После завтрака нам вручили резиновые, на одну ногу, сапоги, лопаты, рукавицы. Молча мы направились к моргу. На углу уже стояла машина. Длиннющий барак с облетевшей штукатуркой, на одной стороне которого помещения для хранения вещей алкоголиков и дураков, кладовки для хозяйственного инвентаря, на другой тоже кладовки неизвестно для чего. Одну приспособили для морга. Когда отомкнули скрипучую деревянную дверь, я невольно попятился назад. Темное помещение примерно два на три метра, глубиной сантиметров семьдесят, представляло собой ужасное зрелище. Рассчитанное всего на два трупа, под которые были сколочены два, покрашенные солдатской краской ящика по обеим сторонам, оно вместило больше десятка наваленных друг на друга голых тел. Половой признак значения уже не имел. Кругом кровь, грязь. Густые темно-красные струйки стекали с дерева ящиков на распростертые на полу распухшие останки. От хлынувшего из кладовки запаха закружилась голова. Концы окровавленных тряпок, раздутые животы, вылезшие глаза, желтая кожа. От зрелища можно было сойти с ума.               
Пришел врач с медсестрой, принесшей несколько старых простыней.
- Да-а, не кайф, - протянул он, не пытаясь зажать нос. - Чего стоите?
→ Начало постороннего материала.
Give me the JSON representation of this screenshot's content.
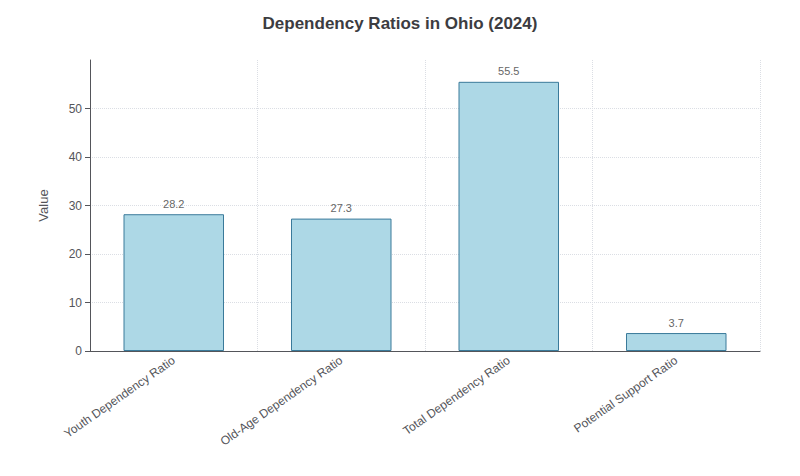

Залезайте вовнутрь, ищите своих.
Молдаванин с церковником нерешительно переступили порог. Поначалу они старались не наступать на тела. Надев рукавицы, занялись переворачиванием их с места на место. На каждом на ляжке синими большими буквами были написаны имя, фамилия, номер отделения. Наконец, под низом, удалось обнаружить "своего" бомжа. Медсестра подала простыню. Ребята подсунули ее под останки. Взявшись с обеих сторон за углы, потащили наружу, ступая по рукам, другим частям тел. Это был мужчина.
Распластавшись на траве, он шумно вздохнул. Рот провалился, вместо него черная дыра, живот вздулся, яйца как два больших резиновых мяча, между которыми торчал опухший член. Голова тоже раздалась вширь. Раны кровоточат. Дав перевести дух, врач погнал снова:
- Давайте, давайте. Еще одного. Это не он? Нет, нет, подальше, придавленный остальными.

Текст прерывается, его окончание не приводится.